SSH-based deployment is quick and simple. It's a great way to get started for a web app that has limited testing and is less mature. Since you can SSH into a server, you can easily tweak configuration, install packages, edit code, and mess around with processes quite easily. This allows you to iterate quickly to get up and running and makes debugging deployment a lot easier. However, as you scale you probably don't want everyone in the team to have SSH access to your servers and want to centralize everything.

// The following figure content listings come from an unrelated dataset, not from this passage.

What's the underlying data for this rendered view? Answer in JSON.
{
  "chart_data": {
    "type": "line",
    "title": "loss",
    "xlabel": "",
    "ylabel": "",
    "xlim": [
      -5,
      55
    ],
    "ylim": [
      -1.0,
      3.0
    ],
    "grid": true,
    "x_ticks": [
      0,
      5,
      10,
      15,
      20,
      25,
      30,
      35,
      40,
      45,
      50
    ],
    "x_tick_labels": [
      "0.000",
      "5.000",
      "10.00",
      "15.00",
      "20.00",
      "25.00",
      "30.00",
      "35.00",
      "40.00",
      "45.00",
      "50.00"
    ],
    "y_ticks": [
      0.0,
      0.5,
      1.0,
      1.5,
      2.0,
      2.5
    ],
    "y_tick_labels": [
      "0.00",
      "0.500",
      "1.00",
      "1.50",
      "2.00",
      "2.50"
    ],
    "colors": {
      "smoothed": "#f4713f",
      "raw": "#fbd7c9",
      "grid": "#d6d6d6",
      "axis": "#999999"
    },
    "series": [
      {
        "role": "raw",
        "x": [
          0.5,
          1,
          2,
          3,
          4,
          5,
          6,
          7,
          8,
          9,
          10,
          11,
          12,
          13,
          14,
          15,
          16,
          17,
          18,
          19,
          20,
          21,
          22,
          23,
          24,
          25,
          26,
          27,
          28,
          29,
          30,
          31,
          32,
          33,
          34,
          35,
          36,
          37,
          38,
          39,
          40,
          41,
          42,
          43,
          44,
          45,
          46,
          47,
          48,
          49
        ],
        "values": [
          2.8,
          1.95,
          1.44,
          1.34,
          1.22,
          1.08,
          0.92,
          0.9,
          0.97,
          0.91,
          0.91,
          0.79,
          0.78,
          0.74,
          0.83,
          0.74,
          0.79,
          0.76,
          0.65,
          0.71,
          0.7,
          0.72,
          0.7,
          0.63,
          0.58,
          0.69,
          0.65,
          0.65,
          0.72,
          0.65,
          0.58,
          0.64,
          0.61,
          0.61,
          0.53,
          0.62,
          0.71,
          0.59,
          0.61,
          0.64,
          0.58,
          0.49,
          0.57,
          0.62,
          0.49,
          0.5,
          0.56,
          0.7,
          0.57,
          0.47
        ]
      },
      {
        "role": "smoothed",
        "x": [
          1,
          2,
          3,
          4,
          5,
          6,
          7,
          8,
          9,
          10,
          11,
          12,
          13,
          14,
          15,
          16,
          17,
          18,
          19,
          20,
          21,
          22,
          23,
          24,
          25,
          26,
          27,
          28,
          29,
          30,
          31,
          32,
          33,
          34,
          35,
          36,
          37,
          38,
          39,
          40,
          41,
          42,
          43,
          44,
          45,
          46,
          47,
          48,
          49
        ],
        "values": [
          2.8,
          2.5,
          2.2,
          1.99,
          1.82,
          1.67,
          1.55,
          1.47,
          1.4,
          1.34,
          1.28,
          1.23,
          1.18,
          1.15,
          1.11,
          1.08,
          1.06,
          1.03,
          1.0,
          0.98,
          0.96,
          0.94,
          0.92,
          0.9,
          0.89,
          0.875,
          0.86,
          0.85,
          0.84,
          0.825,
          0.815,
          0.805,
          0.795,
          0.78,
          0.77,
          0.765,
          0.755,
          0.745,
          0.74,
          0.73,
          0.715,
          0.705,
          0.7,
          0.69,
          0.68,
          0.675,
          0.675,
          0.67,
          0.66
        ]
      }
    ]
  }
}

What I learned after wasting 4 days

I spent 4 full days reading dozens of tutorials and how-to guides to get this app up and running. I didn't care if Gunicorn was faster than uwsgi or if supervisor provided more features than Upstart, I just needed something working and somewhat scalable. In order to deploy my Django application I ultimately used:

Fabric for deployment
Ubuntu-based machine (Ubuntu 14.04.4)
EC2 small instance, the micro instances are generally terribly slow
nginx for the web server
uwsgi for the app server (also tried gunicorn)
MySQL for the database
init.d and start-stop-deamon to manage services (tried supervisor but it has drawbacks)

1. Centralize your server setup scripts using fabric

Fabric is a powerful tool, we centralize all our setup scripts into a set of Fabric tasks so that way provisioning a new Ubuntu server is super easy. Our scripts install the appropriate packages, create the necessary folders, and setup the server to be used to deploy.

2. Don't use the default app server

A lot of tutorials I found by Google-ing suggested that I simply run the same command as I do during development:

python manage.py runserver

However, this is not a good idea. The default app server that Django provides is lightweight but is development oriented. In production it's a good idea to use a WSGI based app server like uwsgi or gunicorn which are production-ready and battle tested.

3. Use a virtualenv for deployment

Once our code is packaged and deployed onto the server we install it by running python setup.py install onto a virtualenv that we specifically set up for running the application. Then we point our app server (uwsgi) to use that virtualenv to run the application and point it to the wsgi.py file in the latest release. A lot of tutorials were quite unclear about this.

4. Supervisor is overkill initially

Supervisor is a great process monitoring system which I thought might be a good idea to use. It has a configuration file you can setup and then use the supervisorctl command to monitor and manage the services you want.

However, supervisor only let you specify one command to run so that it can monitor that. It doesn't provide a way to specify pre-run and post-run scripts or chain multiple shell commands into one line. This is especially key for MySQL on EC2 since the PID and LOG file are stored on the /var/run directory which is erased upon an EC2 restart. You need to run a shell script to create the appropriate folders and files before MySQL is run.

For a simple web app it's perfectly alright to get started using init.d and start-stop-daemon to monitor processes. We simply store our init.d scripts for each service in our repo and there are plenty of open source starter scripts available online.

So there you go, if you're dealing with problems while deploying a Django app on EC2 hopefully my experience will help you save hours of time and focus on getting your app live as quickly as possible.